The Democrats Are Not an Opposition Party

Elections

Donald Trump’s approval numbers are on the rise, to the point where, according to one analysis, he would have majority support in enough states to carry the Electoral College if the 2020 election were held today. This is happening despite the fact that Trump’s immigration policy continues to garner headlines for its cruel and inhumane treatment of migrants, despite the fact that Trump himself is a huge criminal accused of attempting to obstruct justice over and over again, and despite the fact that few people particularly like Trump as a human being at all.

Trump came into office as a deeply unpopular president who got elected on the back of an archaic system that values land over people, and over the last two and a half years, he has continued to do things that people hate at an almost breakneck speed. While the caveat applies that it’s still well over a year out from the general election, that Trump’s standing with the public could very well be on the rise means that something is fundamentally wrong with the approach of the Democratic Party, which, led by House Speaker Nancy Pelosi, is ostensibly supposed to be Trump’s counterweight. The problem with that approach is that the Democrats are not a functioning opposition party.

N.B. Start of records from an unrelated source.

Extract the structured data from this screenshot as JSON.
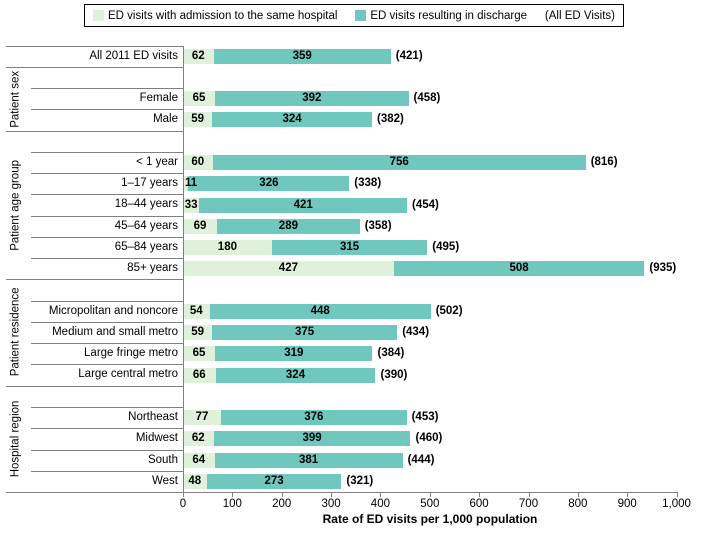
{
  "legend": {
    "admitted_label": "ED visits with admission to the same hospital",
    "discharged_label": "ED visits resulting in discharge",
    "note": "(All ED Visits)"
  },
  "colors": {
    "admitted": "#DFF1DB",
    "discharged": "#6FC7BE",
    "axis_line": "#808080",
    "text": "#000000"
  },
  "chart_data": {
    "type": "bar",
    "orientation": "horizontal",
    "stacked": true,
    "series_names": [
      "ED visits with admission to the same hospital",
      "ED visits resulting in discharge"
    ],
    "xlabel": "Rate of ED visits per 1,000 population",
    "xlim": [
      0,
      1000
    ],
    "x_tick_labels": [
      "0",
      "100",
      "200",
      "300",
      "400",
      "500",
      "600",
      "700",
      "800",
      "900",
      "1,000"
    ],
    "grid": false,
    "legend_position": "top",
    "groups": [
      {
        "label": "",
        "rows": [
          {
            "label": "All 2011 ED visits",
            "admitted": 62,
            "discharged": 359,
            "total": 421
          }
        ]
      },
      {
        "label": "Patient sex",
        "rows": [
          {
            "label": "Female",
            "admitted": 65,
            "discharged": 392,
            "total": 458
          },
          {
            "label": "Male",
            "admitted": 59,
            "discharged": 324,
            "total": 382
          }
        ]
      },
      {
        "label": "Patient age group",
        "rows": [
          {
            "label": "< 1 year",
            "admitted": 60,
            "discharged": 756,
            "total": 816
          },
          {
            "label": "1–17 years",
            "admitted": 11,
            "discharged": 326,
            "total": 338
          },
          {
            "label": "18–44 years",
            "admitted": 33,
            "discharged": 421,
            "total": 454
          },
          {
            "label": "45–64 years",
            "admitted": 69,
            "discharged": 289,
            "total": 358
          },
          {
            "label": "65–84 years",
            "admitted": 180,
            "discharged": 315,
            "total": 495
          },
          {
            "label": "85+ years",
            "admitted": 427,
            "discharged": 508,
            "total": 935
          }
        ]
      },
      {
        "label": "Patient residence",
        "rows": [
          {
            "label": "Micropolitan and noncore",
            "admitted": 54,
            "discharged": 448,
            "total": 502
          },
          {
            "label": "Medium and small metro",
            "admitted": 59,
            "discharged": 375,
            "total": 434
          },
          {
            "label": "Large fringe metro",
            "admitted": 65,
            "discharged": 319,
            "total": 384
          },
          {
            "label": "Large central metro",
            "admitted": 66,
            "discharged": 324,
            "total": 390
          }
        ]
      },
      {
        "label": "Hospital region",
        "rows": [
          {
            "label": "Northeast",
            "admitted": 77,
            "discharged": 376,
            "total": 453
          },
          {
            "label": "Midwest",
            "admitted": 62,
            "discharged": 399,
            "total": 460
          },
          {
            "label": "South",
            "admitted": 64,
            "discharged": 381,
            "total": 444
          },
          {
            "label": "West",
            "admitted": 48,
            "discharged": 273,
            "total": 321
          }
        ]
      }
    ]
  }
}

Consider that just days after the Associated Press published the brutal photograph of a man and his small daughter dead on the bank of the Rio Grande, House Democrats banded together with Republicans to pass the Senate version of a border bill—which a majority of Senate Democrats, led by their even more feckless leader Chuck Schumer, overwhelmingly supported. The bill didn’t reduce funding for ICE, barely restricted how the Trump administration could use the money, and didn’t set hard standards for the care of children in government custody, among other things.

While the defeat on that bill was initiated by the right wing of the Democratic caucus—an illuminating example of why it’s not enough to just elect people with (D) next to their name on the ballot—Pelosi’s capitulation to the likes of alleged car fighter Josh Gottheimer was just another in a series of a long line of surrenders. At this point, Pelosi has all but conceded that Trump can do whatever he wants, as evidenced by the fact that she’s fighting the left’s push for an impeachment inquiry seemingly just as hard as he is. When writer E. Jean Carroll came forward last month and accused Trump of raping her in a department store in the 1990s, Pelosi virtually ignored it, saying she hasn’t “paid much attention to it.” The Speaker of the House hasn’t paid much attention to a rape allegation made against the President of the United States. Got it.

Because she has all this free time that would otherwise be used for attempting to limit Trump’s political capital and power even a tiny bit, Pelosi is choosing instead to stress her disdain for Alexandria Ocasio-Cortez and other progressive Democrats to any reporter within earshot. In a revealing interview with New York Times hack Maureen Dowd, Pelosi denounced Ocasio-Cortez, Ilhan Omar, Rashida Tlaib, and Ayanna Pressley—four left-wing women of color whose forceful intervention in the fight around immigrant detention completely changed the national debate—as having “their public whatever and their Twitter world, but they didn’t have any following. They’re four people and that’s how many votes they got.” Pelosi said this just days after she, herself, was humiliated by the right wing of her caucus. (In the same interview, Pelosi said Trump “may have” told her, “I’m glad you’re not doing this impeachment because there’s nothing there,” before quickly reassuring Dowd that the comment “means nothing to me.”)

The fact is that the Democratic leadership is less concerned with keeping Trump’s power in check—and with winning elections and power and using that power for good—than it is with beating back internal challenges to its power from the left. And while Schumer is the worse of the two by a country mile, Pelosi is the one who actually holds a significant amount of power, which makes these defeats even more crushing and helps Trump look like he has some vague idea of what he’s doing.

Pelosi could acknowledge that the method by which the Democrats try to win elections—recruiting the most right-wing candidates in every swing district and then just hoping they ride a wave election, until they’re swept out a few years later—is not just fundamentally broken, but an active impediment to progress. Pelosi could acknowledge that the best way to beat Trump isn’t to work with him on infrastructure giveaways to private capital or alarmingly weak compromises on prescription drug prices, but to fight him tooth and nail every step of the way, as the Republicans did to Obama to great success. Pelosi could acknowledge that the left could be a partner in a winning coalition, rather than an impediment to its success.

Pelosi and the Democrats will acknowledge none of these things. They are terrified of the right, particularly an enthusiastic right, and can’t possibly imagine a world in which an enthusiastic opposition to Trump is an asset, even though that’s exactly how they won control of the House last year. Whether the Democrats know how to be an opposition party or if they don’t want to be one is irrelevant. As it stands, they are not much of anything.